Por otro lado, en relación con el precio dinámico, AES pide que el real decreto concrete los indicadores, la metodología, la frecuencia de las revisiones y las reglas de transición, en lugar de remitir sus elementos esenciales a futuros acuerdos u órdenes ministeriales. La asociación rechaza además que la cuota de mercado sea el único indicador de competencia. Una elevada presencia de medicamentos competidores “no garantiza por sí sola una competencia sostenible” si existen pocos proveedores, concentración o riesgo de desabastecimiento. Por ello, propone evaluar también la capacidad productiva, la estabilidad del suministro y las barreras de entrada.

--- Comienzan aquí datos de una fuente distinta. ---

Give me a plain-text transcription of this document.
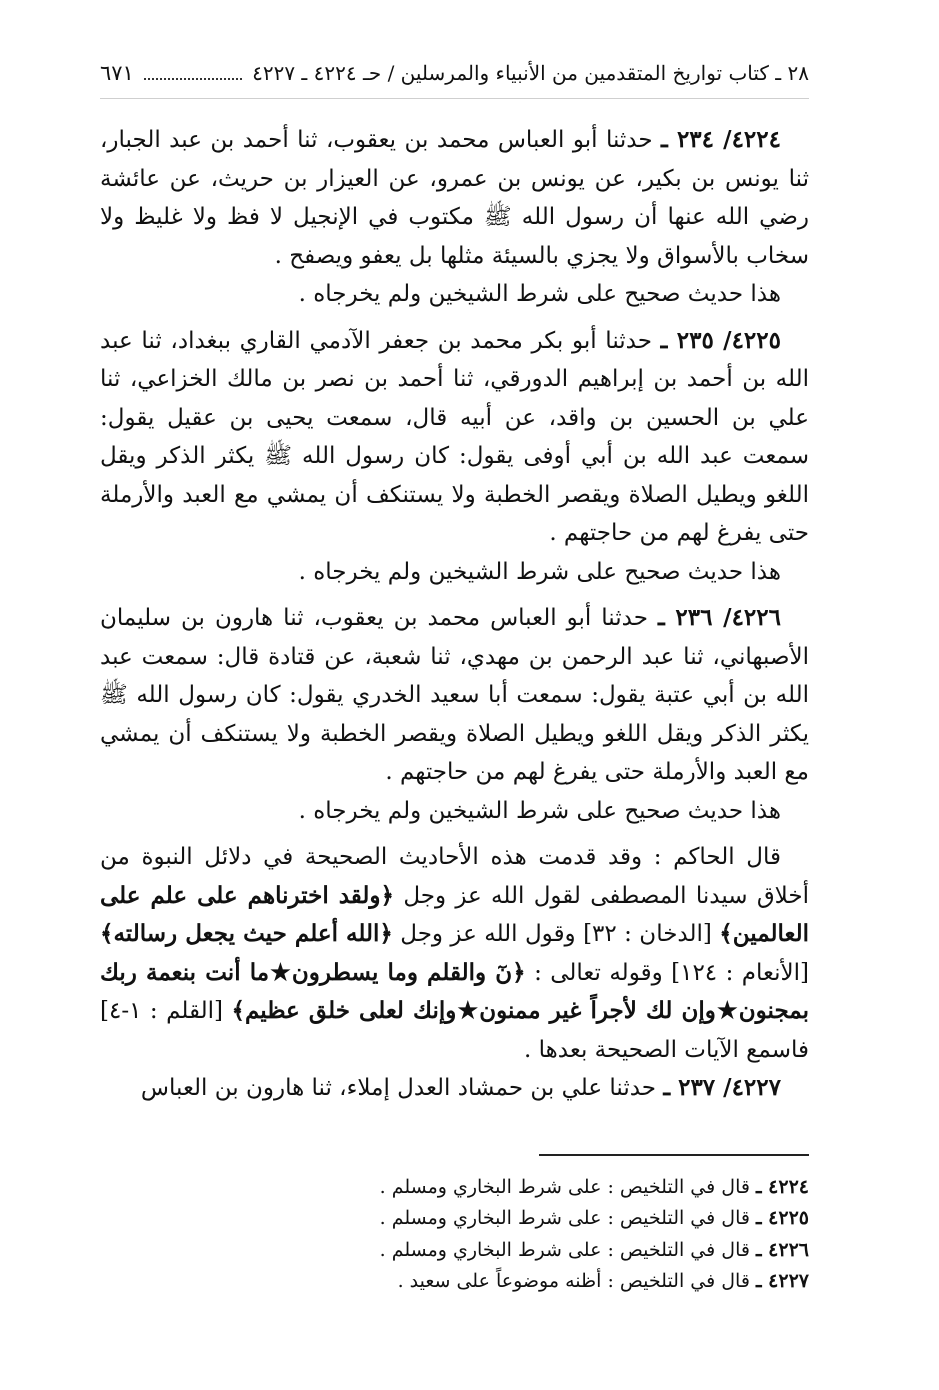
٢٨ ـ كتاب تواريخ المتقدمين من الأنبياء والمرسلين / حـ ٤٢٢٤ ـ ٤٢٢٧
٦٧١

٤٢٢٤/ ٢٣٤ ـ حدثنا أبو العباس محمد بن يعقوب، ثنا أحمد بن عبد الجبار، ثنا يونس بن بكير، عن يونس بن عمرو، عن العيزار بن حريث، عن عائشة رضي الله عنها أن رسول الله ﷺ مكتوب في الإنجيل لا فظ ولا غليظ ولا سخاب بالأسواق ولا يجزي بالسيئة مثلها بل يعفو ويصفح .

هذا حديث صحيح على شرط الشيخين ولم يخرجاه .

٤٢٢٥/ ٢٣٥ ـ حدثنا أبو بكر محمد بن جعفر الآدمي القاري ببغداد، ثنا عبد الله بن أحمد بن إبراهيم الدورقي، ثنا أحمد بن نصر بن مالك الخزاعي، ثنا علي بن الحسين بن واقد، عن أبيه قال، سمعت يحيى بن عقيل يقول: سمعت عبد الله بن أبي أوفى يقول: كان رسول الله ﷺ يكثر الذكر ويقل اللغو ويطيل الصلاة ويقصر الخطبة ولا يستنكف أن يمشي مع العبد والأرملة حتى يفرغ لهم من حاجتهم .

هذا حديث صحيح على شرط الشيخين ولم يخرجاه .

٤٢٢٦/ ٢٣٦ ـ حدثنا أبو العباس محمد بن يعقوب، ثنا هارون بن سليمان الأصبهاني، ثنا عبد الرحمن بن مهدي، ثنا شعبة، عن قتادة قال: سمعت عبد الله بن أبي عتبة يقول: سمعت أبا سعيد الخدري يقول: كان رسول الله ﷺ يكثر الذكر ويقل اللغو ويطيل الصلاة ويقصر الخطبة ولا يستنكف أن يمشي مع العبد والأرملة حتى يفرغ لهم من حاجتهم .

هذا حديث صحيح على شرط الشيخين ولم يخرجاه .

قال الحاكم : وقد قدمت هذه الأحاديث الصحيحة في دلائل النبوة من أخلاق سيدنا المصطفى لقول الله عز وجل ﴿ولقد اخترناهم على علم على العالمين﴾ [الدخان : ٣٢] وقول الله عز وجل ﴿الله أعلم حيث يجعل رسالته﴾ [الأنعام : ١٢٤] وقوله تعالى : ﴿نٓ والقلم وما يسطرون★ما أنت بنعمة ربك بمجنون★وإن لك لأجراً غير ممنون★وإنك لعلى خلق عظيم﴾ [القلم : ١-٤] فاسمع الآيات الصحيحة بعدها .

٤٢٢٧/ ٢٣٧ ـ حدثنا علي بن حمشاد العدل إملاء، ثنا هارون بن العباس

٤٢٢٤ ـ قال في التلخيص : على شرط البخاري ومسلم .

٤٢٢٥ ـ قال في التلخيص : على شرط البخاري ومسلم .

٤٢٢٦ ـ قال في التلخيص : على شرط البخاري ومسلم .

٤٢٢٧ ـ قال في التلخيص : أظنه موضوعاً على سعيد .
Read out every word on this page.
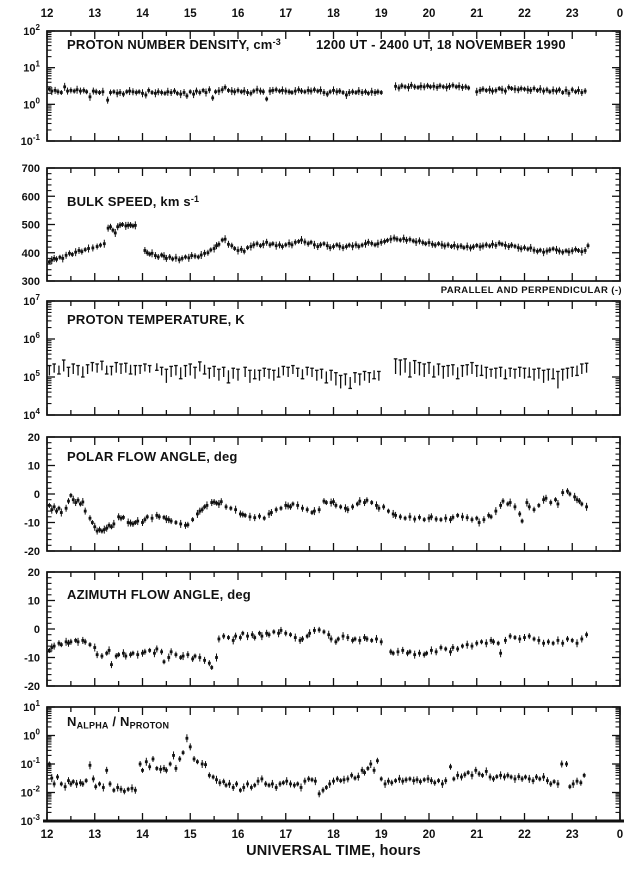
12	13	14	15	16	17	18	19	20	21	22	23	0
12	13	14	15	16	17	18	19	20	21	22	23	0
$10^2$
$10^1$
$10^0$
$10^{-1}$
700
600
500
400
300
$10^7$
$10^6$
$10^5$
$10^4$
20
10
0
-10
-20
20
10
0
-10
-20
$10^1$
$10^0$
$10^{-1}$
$10^{-2}$
$10^{-3}$
PROTON NUMBER DENSITY, $cm^{-3}$	1200 UT - 2400 UT, 18 NOVEMBER 1990
BULK SPEED, km $s^{-1}$
PARALLEL AND PERPENDICULAR (-)
PROTON TEMPERATURE, K
POLAR FLOW ANGLE, deg
AZIMUTH FLOW ANGLE, deg
$N_{ALPHA} / N_{PROTON}$
UNIVERSAL TIME, hours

AES advierte de que las reducciones excesivas de precio pueden generar ahorro inmediato, pero también provocar retiradas y concentrar el mercado. Asimismo, cuestiona que el proyecto mantenga un sistema de precios de referencia que califica como “un sistema intervencionista de topes máximos de precio e igualación entre medicamentos competidores”.
Procedimiento y transparencia
En el ámbito procedimental, AES propone una planificación presupuestaria plurianual, ampliar la información exigida a las compañías y aplicar el principio de “un expediente, una sola vez”, para no volver a solicitar datos ya evaluados en los procedimientos europeos o nacionales.
También reclama un análisis diferenciado de cada indicación y una mayor transparencia. La expresión “podrá publicar” debería sustituirse por obligaciones de información sobre expedientes, tiempos, decisiones, acuerdos, reevaluaciones y resultados.
La confidencialidad, según AES, debe limitarse a los datos cuya divulgación cause un perjuicio comercial acreditado. El tipo de acuerdo, su duración, la población cubierta, las incertidumbres, las obligaciones y el grado de cumplimiento deberían ser públicos. La asociación propone además que Sanidad publique cada año un informe sobre el funcionamiento del sistema de financiación y precios.